Wirtschaft

Gekündigte Lebensversicherungen Allianz soll nachzahlen

Die wenigsten Kunden lesen Versicherungsverträge richtig durch. Das liegt sicher auch daran, dass die Klauseln allenfalls für Fachleute durchschaubar sind. Das Landgericht Stuttgart hat jetzt Versicherungsbedingungen der Allianz für unwirksam erklärt. Für frühere Kunden könnte das mehr Geld bedeuten.

Zunächst wird nicht gespart, sondern abbezahlt.

Zunächst wird nicht gespart, sondern abbezahlt.

(Foto: picture-alliance/ dpa)

Wer eine Renten- oder Kapitallebensversicherung abschließt, will später einmal mehr Geld herauskriegen, als er eingezahlt hat. Dank Garantieverzinsung klappt das auch – sofern man bis zum Ende der Laufzeit durchhält. Kehrt man der Versicherung allerdings vorher den Rücken, wird der Vertrag zum Verlustgeschäft. In den ersten fünf Jahren zahlt man die Abschlusskosten ab, die Beiträge werden also nur zum Teil fürs Sparen verwendet. Außerdem berechnet der Anbieter bei Kündigung Stornokosten. Das alles kann man in den Versicherungsverträgen nachlesen – vorausgesetzt, man versteht sie.

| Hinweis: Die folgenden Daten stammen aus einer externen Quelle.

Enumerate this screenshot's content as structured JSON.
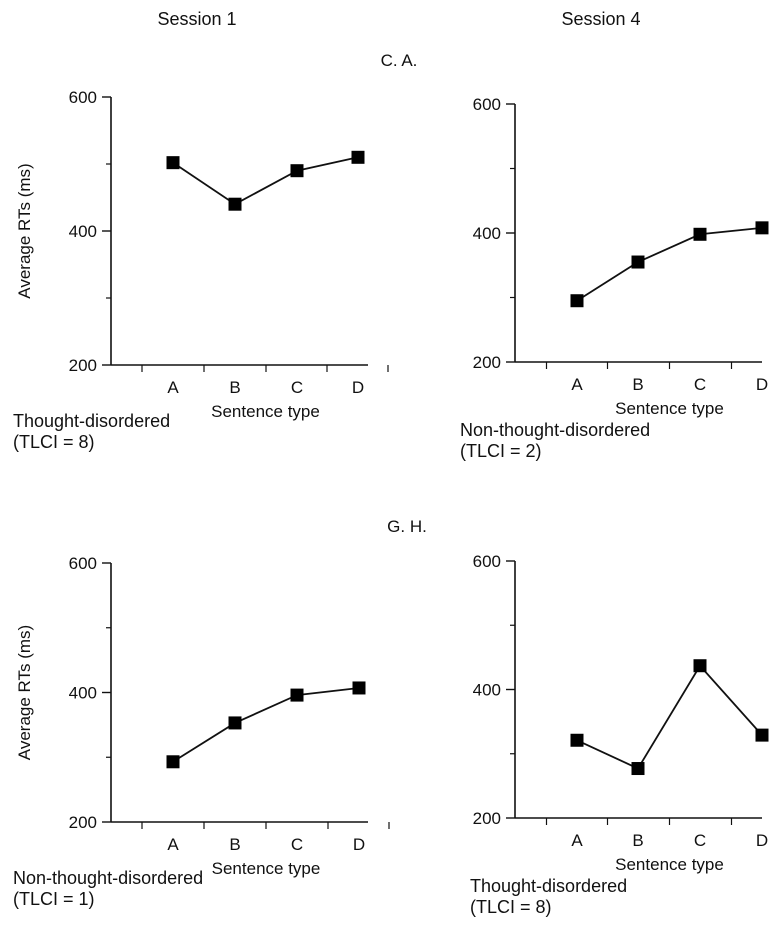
{
  "headers": {
    "session_left": "Session 1",
    "session_right": "Session 4"
  },
  "patients": [
    "C. A.",
    "G. H."
  ],
  "colors": {
    "line": "#111111",
    "marker": "#000000",
    "axis": "#111111"
  },
  "chart_data": [
    {
      "type": "line",
      "patient": "C. A.",
      "session": "Session 1",
      "categories": [
        "A",
        "B",
        "C",
        "D"
      ],
      "series": [
        {
          "values": [
            502,
            440,
            490,
            510
          ]
        }
      ],
      "xlabel": "Sentence type",
      "ylabel": "Average RTs (ms)",
      "yticks": [
        "200",
        "400",
        "600"
      ],
      "ylim": [
        200,
        600
      ],
      "caption_line1": "Thought-disordered",
      "caption_line2": "(TLCI = 8)"
    },
    {
      "type": "line",
      "patient": "C. A.",
      "session": "Session 4",
      "categories": [
        "A",
        "B",
        "C",
        "D"
      ],
      "series": [
        {
          "values": [
            295,
            355,
            398,
            408
          ]
        }
      ],
      "xlabel": "Sentence type",
      "ylabel": "",
      "yticks": [
        "200",
        "400",
        "600"
      ],
      "ylim": [
        200,
        600
      ],
      "caption_line1": "Non-thought-disordered",
      "caption_line2": "(TLCI = 2)"
    },
    {
      "type": "line",
      "patient": "G. H.",
      "session": "Session 1",
      "categories": [
        "A",
        "B",
        "C",
        "D"
      ],
      "series": [
        {
          "values": [
            293,
            353,
            396,
            407
          ]
        }
      ],
      "xlabel": "Sentence type",
      "ylabel": "Average RTs (ms)",
      "yticks": [
        "200",
        "400",
        "600"
      ],
      "ylim": [
        200,
        600
      ],
      "caption_line1": "Non-thought-disordered",
      "caption_line2": "(TLCI = 1)"
    },
    {
      "type": "line",
      "patient": "G. H.",
      "session": "Session 4",
      "categories": [
        "A",
        "B",
        "C",
        "D"
      ],
      "series": [
        {
          "values": [
            321,
            277,
            437,
            329
          ]
        }
      ],
      "xlabel": "Sentence type",
      "ylabel": "",
      "yticks": [
        "200",
        "400",
        "600"
      ],
      "ylim": [
        200,
        600
      ],
      "caption_line1": "Thought-disordered",
      "caption_line2": "(TLCI = 8)"
    }
  ]
}
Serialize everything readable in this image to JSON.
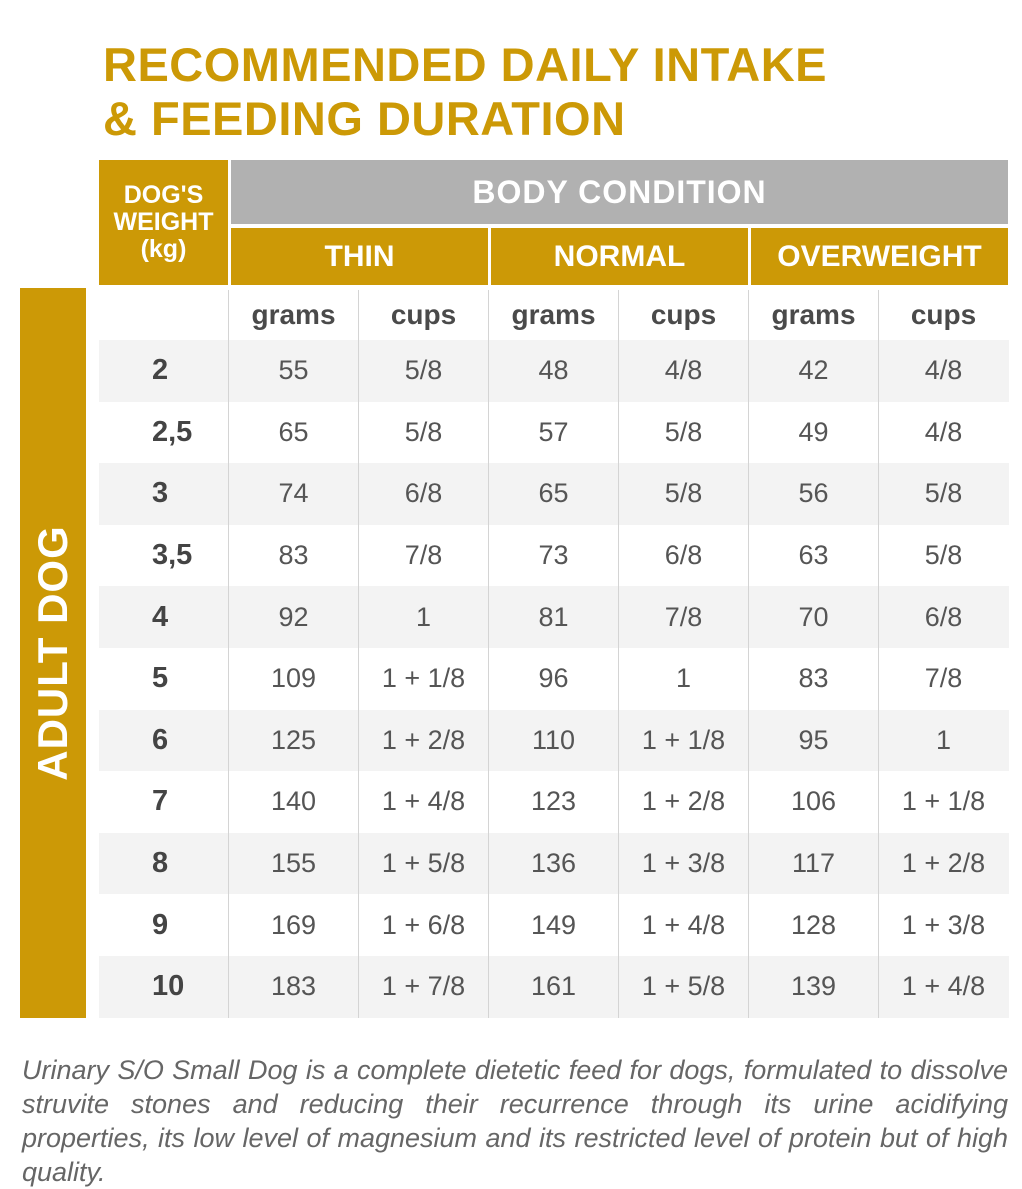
{
  "title": {
    "line1": "RECOMMENDED DAILY INTAKE",
    "line2": "& FEEDING DURATION"
  },
  "colors": {
    "accent": "#CC9906",
    "header_gray": "#B1B1B1",
    "row_shade": "#F3F3F3"
  },
  "table": {
    "weight_header": "DOG'S WEIGHT (kg)",
    "body_condition": "BODY CONDITION",
    "conditions": [
      "THIN",
      "NORMAL",
      "OVERWEIGHT"
    ],
    "units": [
      "grams",
      "cups",
      "grams",
      "cups",
      "grams",
      "cups"
    ],
    "side_label": "ADULT DOG",
    "rows": [
      [
        "2",
        "55",
        "5/8",
        "48",
        "4/8",
        "42",
        "4/8"
      ],
      [
        "2,5",
        "65",
        "5/8",
        "57",
        "5/8",
        "49",
        "4/8"
      ],
      [
        "3",
        "74",
        "6/8",
        "65",
        "5/8",
        "56",
        "5/8"
      ],
      [
        "3,5",
        "83",
        "7/8",
        "73",
        "6/8",
        "63",
        "5/8"
      ],
      [
        "4",
        "92",
        "1",
        "81",
        "7/8",
        "70",
        "6/8"
      ],
      [
        "5",
        "109",
        "1 + 1/8",
        "96",
        "1",
        "83",
        "7/8"
      ],
      [
        "6",
        "125",
        "1 + 2/8",
        "110",
        "1 + 1/8",
        "95",
        "1"
      ],
      [
        "7",
        "140",
        "1 + 4/8",
        "123",
        "1 + 2/8",
        "106",
        "1 + 1/8"
      ],
      [
        "8",
        "155",
        "1 + 5/8",
        "136",
        "1 + 3/8",
        "117",
        "1 + 2/8"
      ],
      [
        "9",
        "169",
        "1 + 6/8",
        "149",
        "1 + 4/8",
        "128",
        "1 + 3/8"
      ],
      [
        "10",
        "183",
        "1 + 7/8",
        "161",
        "1 + 5/8",
        "139",
        "1 + 4/8"
      ]
    ]
  },
  "description": "Urinary S/O Small Dog is a complete dietetic feed for dogs, formulated to dissolve struvite stones and reducing their recurrence through its urine acidifying properties, its low level of magnesium and its restricted level of protein but of high quality."
}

Bei der Allianz Lebensversicherungs-AG – und nicht nur da - wird das Versicherungslaien ziemlich schwer gemacht. Nach einer Klage der Verbraucherzentrale Hamburg hat das  Landgericht Stuttgart jetzt entschieden, dass die verwendeten Klauseln zur Kündigung, zur Beitragsfreistellung und zum Stornoabzug intransparent und damit unwirksam sind. (Az.: 20 O 87/10)

Problem ist nicht neu

Schon im Jahr 2005 hatte der Bundesgerichtshof Klauseln beanstandet, die bis zum Sommer 2001 verwendet worden waren. Doch auch danach sind die Verträge nicht viel verständlicher geworden. Im aktuellen Verfahren des Landgerichts ging es um Klauseln, die seit dem 1. Juli 2001 in den Allianz-Verträgen stehen.  "Der Verbraucher kann auch bei Wahrung der gebotenen Aufmerksamkeit und Sorgfalt nicht klar erkennen, welche wirtschaftlichen Folgen eine Kündigung der Versicherung bzw. der Wunsch nach einer Beitragsfreistellung hat", bemängeln die Richter in ihrer Urteilsbegründung.

Die Allianz prüft derzeit eine Berufung, noch ist das Urteil also nicht rechtssicher. Falls der Richterspruch auch in höheren Instanzen bestätigt wird, können sich Kunden, die ihre Allianz-Lebens- oder Rentenversicherung gekündigt haben, Nachschlag sichern. Dann muss die Versicherung den Rückkaufwert neu berechnen und gegebenenfalls die Stornokosten zurückzahlen. „Wir schätzen, dass die Allianz mindestens 1,3 Mrd. Euro an ihre Ex-Kunden zu erstatten hat“, sagt die Versicherungsexpertin Edda Castelló von der Verbraucherzentrale Hamburg. 

Ex-Kunden sollten sich beeilen

Wer sich den Anspruch auf Rückzahlung sichern will, sollte allerdings bald aktiv werden. "Der Versicherer wird seine ehemaligen Kunden nicht aktiv informieren“, warnt Castello, deshalb sollten Betroffene ihre Ansprüche per Musterbrief anmelden. Bei Verträgen, die zwischen 2005 und 2007 gekündigt wurden, droht außerdem schon Ende des Jahres Verjährung. Deshalb sollten Kunden sofort zum Anwalt gehen, um die Verjährung auszusetzen.

Die Allianz ist nicht die einzige Versicherung mit umstrittenen Klauseln. Ähnliche Urteile wie das Landgericht Stuttgart hat das Hanseatische Oberlandesgericht gegen Ergo, Generali, Iduna und den Deutschen Ring gefällt. Letztlich wird die Frage der vorzeitigen Kündigung vorm Bundesgerichtshof landen. Er wird entscheiden, ob sich Versicherte auch weiterhin mit Mini-Rückkaufswerten begnügen müssen oder auch einen Totalverlust riskieren, wenn sie nicht bis zum Ende zahlen.